3 accused of assisting governor kidnapping plot stand trial
Oct 4, 2022, 7:34 PM | Updated: Oct 5, 2022, 3:18 pm
(J. Scott Park/Jackson Citizen Patriot via AP, Pool)
Postings in chatrooms by members of a paramilitary group connected to a 2020 anti-government plot to kidnap Michigan Gov. Gretchen Whitmer included instructions on how to make explosives, an FBI agent testified Wednesday.
Screenshots of excerpts from the 1971 counterculture book “The Anarchist Cookbook,” which contains instructions for making bombs and illicit drugs, among other things, were taken from the cellphone of a man who approached authorities with information about the Wolverine Watchmen militia, Special Agent Henrik Impola told a Jackson County Circuit Court jury.
“It’s an old book describing guerrilla warfare,” said Impola. “So, it’s used as a manual on how to train, how to build bombs, how to create booby traps. Basically, how to maim or harm people.”
Impola’s testimony came during the first day of the trial for Joe Morrison, Pete Musico and Paul Bellar. The three were members of the Wolverine Watchmen, a group that trained in Jackson County, about 80 miles (130 kilometers) west of Detroit.
They are not charged with directly participating in the kidnapping scheme involving Whitmer. Instead, they are accused of assisting others who did. Each man is charged with three crimes, including providing material support for a terrorist act, which carries a maximum prison sentence of 20 years.
Prosecutors also told jurors about the formation and actions of the Wolverine Watchmen, alleging that the group trained as part of the kidnapping plot.
Assistant Attorney General Bill Rollstin described the group as a gang and said in his opening statements that its purpose “was to target law enforcement for violent action.”
“Everybody in the Wolverine Watchmen shared a very common ideology in that they hated our government, they wanted to kill law enforcement police officers, and that the gang gave them motive, means and opportunity to train Adam Fox knowing he was going to commit an act of terrorism,” Rollstin said.
A jury convicted Fox and Barry Croft in August of two federal counts of conspiracy related to the kidnapping scheme and attempting to use a weapon of mass destruction. They face up to life in prison when they’re sentenced Dec. 28.
But attorneys for Musico, Morrison and Bellar said their clients did not provide material or other support to those who plotted to kidnap Whitmer, and that they were only concerned about how the government was operating.

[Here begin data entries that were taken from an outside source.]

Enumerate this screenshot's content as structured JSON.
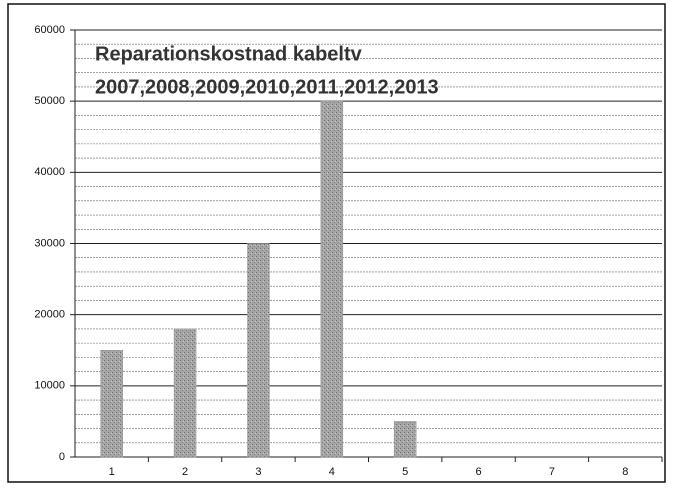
{
  "chart_data": {
    "type": "bar",
    "title": "Reparationskostnad kabeltv",
    "subtitle": "2007,2008,2009,2010,2011,2012,2013",
    "categories": [
      "1",
      "2",
      "3",
      "4",
      "5",
      "6",
      "7",
      "8"
    ],
    "values": [
      15000,
      18000,
      30000,
      50000,
      5000,
      0,
      0,
      0
    ],
    "color": "#9a9a9a",
    "ylim": [
      0,
      60000
    ],
    "yticks": [
      0,
      10000,
      20000,
      30000,
      40000,
      50000,
      60000
    ],
    "grid": true
  }
}
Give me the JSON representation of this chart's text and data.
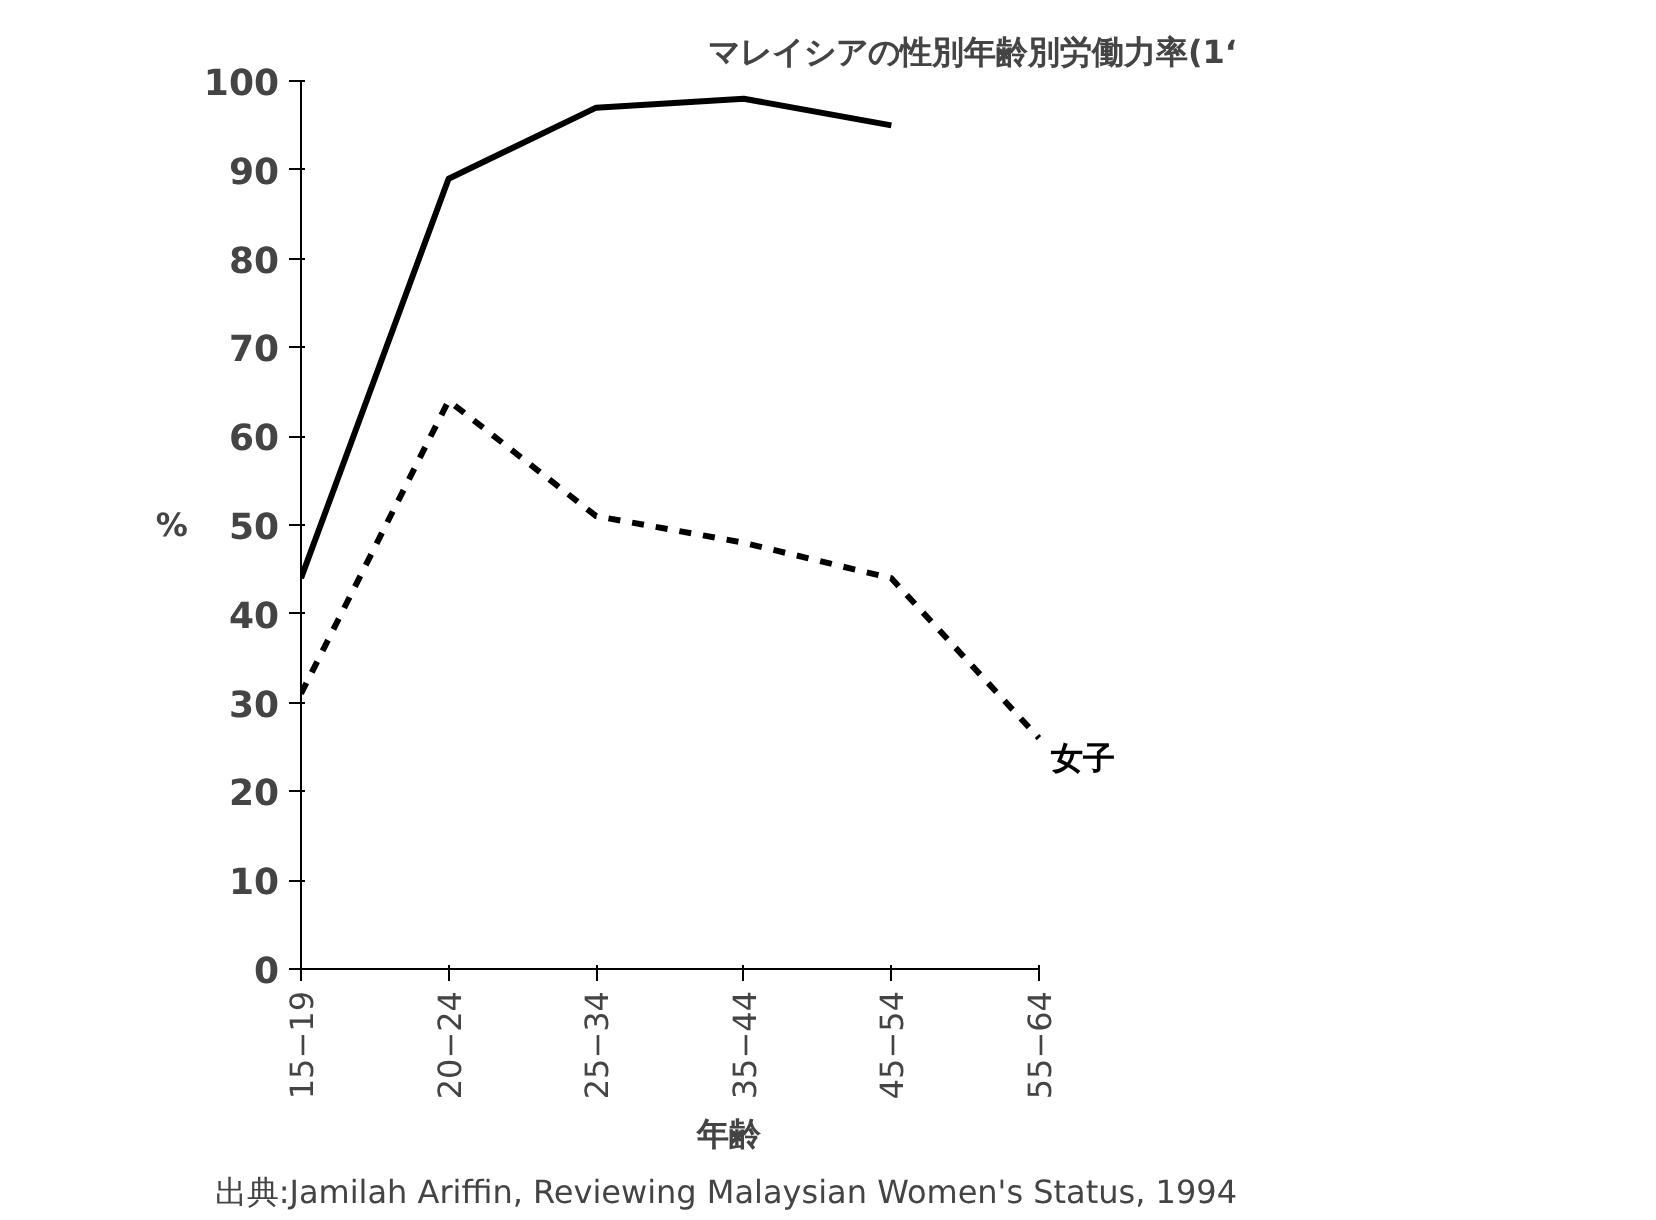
{
  "chart_data": {
    "type": "line",
    "title": "マレイシアの性別年齢別労働力率(1‘",
    "xlabel": "年齢",
    "ylabel": "%",
    "categories": [
      "15−19",
      "20−24",
      "25−34",
      "35−44",
      "45−54",
      "55−64"
    ],
    "series": [
      {
        "color": "#000000",
        "line_style": "solid",
        "values": [
          44,
          89,
          97,
          98,
          95,
          null
        ]
      },
      {
        "name": "女子",
        "color": "#000000",
        "line_style": "dashed",
        "values": [
          31,
          64,
          51,
          48,
          44,
          26
        ]
      }
    ],
    "ylim": [
      0,
      100
    ],
    "yticks": [
      0,
      10,
      20,
      30,
      40,
      50,
      60,
      70,
      80,
      90,
      100
    ],
    "grid": false,
    "marker": "none",
    "annotations": [
      "出典:Jamilah Ariffin, Reviewing Malaysian Women's Status, 1994"
    ]
  }
}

“This is a collection of guys who sat there and said ‘I’m tired. I’m frustrated,'” said Leonard Ballard, Morrison’s attorney.
Andrew Kirkpatrick, Bellar’s attorney, said in his opening statement that “the terrorists in this case are Adam Fox and Barry Croft.”
The FBI foiled the plot in October 2020.
Ty Garbin and Kaleb Franks pleaded guilty to conspiracy in federal court. Two other men were acquitted.
The investigation began when Army veteran Dan Chappel joined the group and became alarmed when he heard talk about killing police.
Chappel alerted police in the Flint, Michigan, area, who contacted Impola. Until Chappel came forward, Impola said his office had no knowledge of the existence of the Wolverine Watchmen. Morrison, Musical and Bellar also were not on the agency’s radar.
Chappel agreed to become an FBI informant and spent the summer of 2020 getting close to members of the group, secretly recording conversations and participating in drills at “shoot houses” in Wisconsin and Michigan.
The FBI turned it into a major domestic terrorism case with two more informants and two undercover agents embedded in the group. Evidence showed that group members had many gripes, particularly over stay-at-home orders and other pandemic restrictions imposed by Whitmer.
Impola said Morrison was the group’s commanding officer and that Chappel served as its executive officer. Musico and Bellar also were in leadership positions.
While recruiting for the Wolverine Watchmen, Morrison would ask prospective recruits if they were “willing to be considered a domestic terrorist,” Impola testified.
“If you didn’t believe in tearing down the government, they wouldn’t allow you to be in the group,” he said.
The trial was expected to resume Thursday.